3. Il segno per i Niniviti: Giona, dopo essere stato liberato dal        pesce, andò a predicare ai Niniviti, avvertendoli della                 distruzione imminente a causa dei loro peccati. Quando i           Niniviti

    ascoltarono il messaggio, si pentirono e cambiarono la loro        vita, e Dio li risparmiò. Questo atto di predicazione divenne       un "segno" per loro.

4. Il segno per la generazione di Gesù: Gesù sta dicendo che la       Sua predicazione, che chiamava alla conversione e al                   cambiamento di vita, sarebbe stata un segno per la                      Sua  generazione. Tuttavia, proprio come i Niniviti avevano        risposto con fede al messaggio di Giona, così era richiesto          che quella generazione rispondesse alla chiamata di Gesù.

Gesù sta dicendo che il "segno" che la Sua generazione avrebbe ricevuto non sarebbe stato un miracolo spettacolare o una manifestazione visibile, ma sarebbe stato il Suo stesso destino: la morte, la sepoltura e la resurrezione.

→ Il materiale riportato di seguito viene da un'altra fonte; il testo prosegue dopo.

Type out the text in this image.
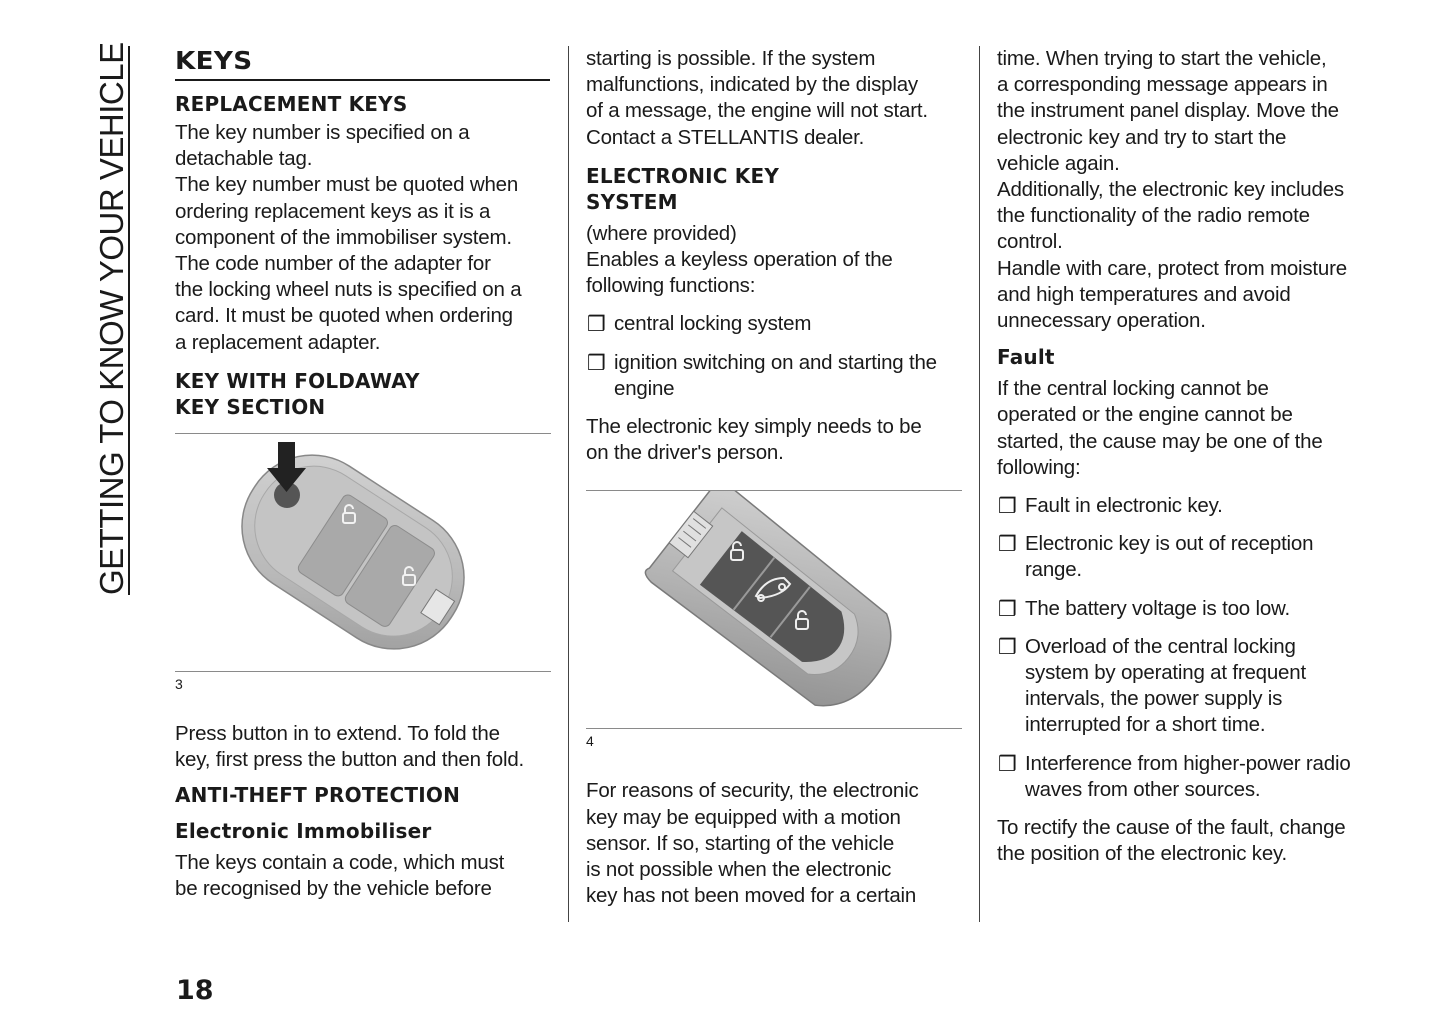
GETTING TO KNOW YOUR VEHICLE KEYS
REPLACEMENT KEYS

The key number is specified on a

detachable tag.

The key number must be quoted when

ordering replacement keys as it is a

component of the immobiliser system.

The code number of the adapter for

the locking wheel nuts is specified on a

card. It must be quoted when ordering

a replacement adapter.

KEY WITH FOLDAWAY
KEY SECTION
3

Press button in to extend. To fold the

key, first press the button and then fold.

ANTI-THEFT PROTECTION
Electronic Immobiliser

The keys contain a code, which must

be recognised by the vehicle before

starting is possible. If the system

malfunctions, indicated by the display

of a message, the engine will not start.

Contact a STELLANTIS dealer.

ELECTRONIC KEY
SYSTEM

(where provided)

Enables a keyless operation of the

following functions:

❒ central locking system
❒ ignition switching on and starting the engine

The electronic key simply needs to be

on the driver's person.

4

For reasons of security, the electronic

key may be equipped with a motion

sensor. If so, starting of the vehicle

is not possible when the electronic

key has not been moved for a certain

time. When trying to start the vehicle,

a corresponding message appears in

the instrument panel display. Move the

electronic key and try to start the

vehicle again.

Additionally, the electronic key includes

the functionality of the radio remote

control.

Handle with care, protect from moisture

and high temperatures and avoid

unnecessary operation.

Fault

If the central locking cannot be

operated or the engine cannot be

started, the cause may be one of the

following:

❒ Fault in electronic key.
❒ Electronic key is out of reception range.
❒ The battery voltage is too low.
❒ Overload of the central locking system by operating at frequent intervals, the power supply is interrupted for a short time.
❒ Interference from higher-power radio waves from other sources.

To rectify the cause of the fault, change

the position of the electronic key.

18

Come la predicazione di Giona aveva portato i Niniviti al pentimento, così la predicazione e il sacrificio di Gesù sarebbero stati un segno per il popolo di Israele, chiedendo a loro di pentirsi e di credere in Lui.

Il messaggio è quindi che la vera risposta a Dio non sta nei segni esterni o nelle meraviglie visibili, ma nella conversione e nella fede nel messaggio che viene predicato.

«Mostraci un segno! Facci un miracolo!» Matteo 12:38-39 Giovanni 6:30 Cristo non compì alcun miracolo su richiesta dei farisei. Non operò alcun prodigio nel deserto in risposta alle insinuazioni di Satana. Egli non ci concede potere per difendere noi stessi o per soddisfare le pretese dell’incredulità e dell’orgoglio. Tuttavia, il Vangelo non è privo di un segno della sua origine divina. Non è forse un miracolo che possiamo liberarci dalla schiavitù di Satana? L’inimicizia contro Satana non è naturale per il cuore umano; essa viene impiantata dalla grazia di Dio. Quando una persona, dominata da una volontà ostinata e ribelle, viene liberata e si arrende completamente all’attrazione delle forze celesti, si compie un miracolo; così pure quando un uomo, che è stato vittima di un forte inganno, giunge a comprendere la verità morale. Ogni volta che un’anima si converte e impara ad amare Dio e a osservare i Suoi comandamenti, si adempie la promessa di Dio: «Vi darò un cuore nuovo e metterò dentro di voi uno spirito nuovo.» (Ezechiele 36:26).